Il primo numero di "Umanità Nova" clandestino esordisce con
l'editoriale:
"Salute a voi, o compagni d'Italia e di tutti i paesi; noi, dopo un lungo e
forzato silenzio, riprendiamo con immutata fede il nostro posto di battaglia
per la liberazione di tutti gli oppressi". Richiamandosi quindi a Malatesta
ed esplicitamente alle teorie del comunismo anarchico, nonché
all'esperienza dell'Associazione Internazionale dei Lavoratori, e sottolineando
di nuovo i noti principi del fronte unico antifascista, si dà conto
degli scioperi operai in atto "per la pace e la libertà" e si
precisa che le responsabilità degli orrori della guerra dovranno
gravare, dal 25 luglio in poi, anche "sulla monarchia e sul governo
monarchico". Alla ricostituita Confederazione Generale del Lavoro si
rimprovera aspramente la collaborazione con Badoglio mentre si propone in
alternativa: "I nostri sindacati devono riunire in sé tutte le
energie dell'azienda, dal tecnico al manovale, devono avere le loro commissioni
interne, liberamente elette dai lavoratori che ne regoleranno l'andamento e lo
sviluppo sì che il tutto sia atto al passaggio della proprietà
collettiva".
Nel luglio 1944 anche gli anarchici romani escono con un loro "Umanità
Nova" quale "numero unico commemorativo a cura della Federazione Comunista
Libertaria Italiana".
Dalla Genova dei portuali vero epicentro della resistenza, nella vigilia del
definitivo moto insurrezionale, la Federazione Comunista Libertaria lancia il
suo appello ai partigiani anarchici e al popolo - 'Ruit hora!' (L'ora
precipita) - diffondendo per l'occasione uno speciale numero unico che ancora,
come a Firenze e a Roma, riprende la testata dell'antico quotidiano diretto da
Malatesta. Esso contiene, insieme all'invito a rafforzare il Fronte Unico dei
lavoratori, anche una lettera aperta ai partiti del C.L.N. nella quale si
rivendica pari dignità con gli altri gruppi antifascisti.

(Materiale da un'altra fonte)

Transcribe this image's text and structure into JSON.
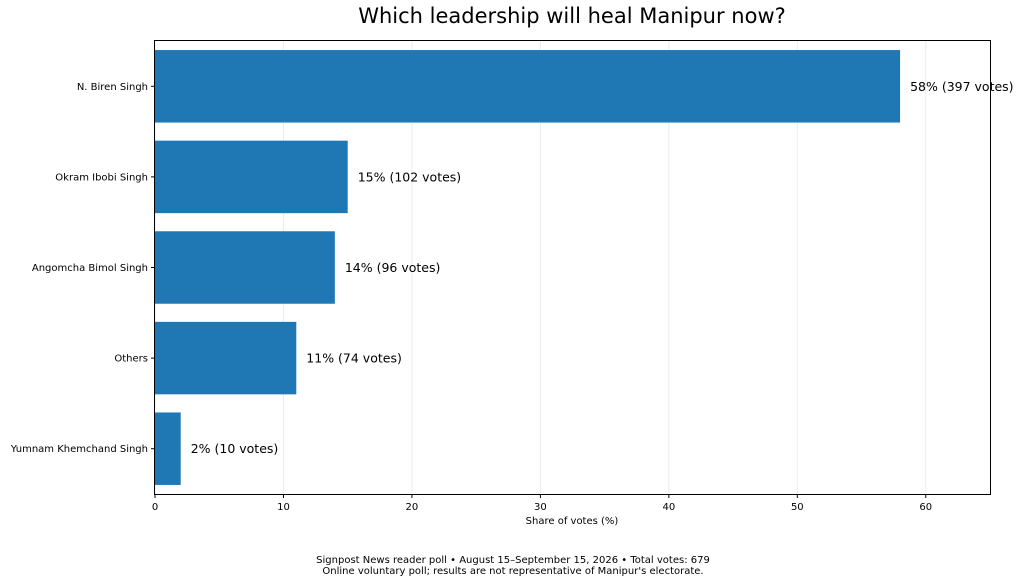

In quegli stessi giorni d'aprile l'edizione fiorentina prefigura l'imminente
costituzione della F.A.I., ed il programma da proporre "ai fratelli del nord".
I punti principali di questa dichiarazione d'intenti coincidono con i programmi
'minimi' già variamente enunciati. Si tratta di un mix di sindacalismo,
municipalismo federalista, comunismo libertario e repubblicanesimo sociale, con
una forte tensione utopica che ha come referente 'istituzionale' il libero
Comune, il Sindacato, il Consiglio di gestione.
Umanità Nova dal dopoguerra ai giorni nostri
Con il congresso di fondazione della F.A.I. (Carrara, 1945) si delibera la
pubblicazione in Roma del settimanale "Umanità Nova" quale strumento di
propaganda e di discussione all'interno di tutto il movimento.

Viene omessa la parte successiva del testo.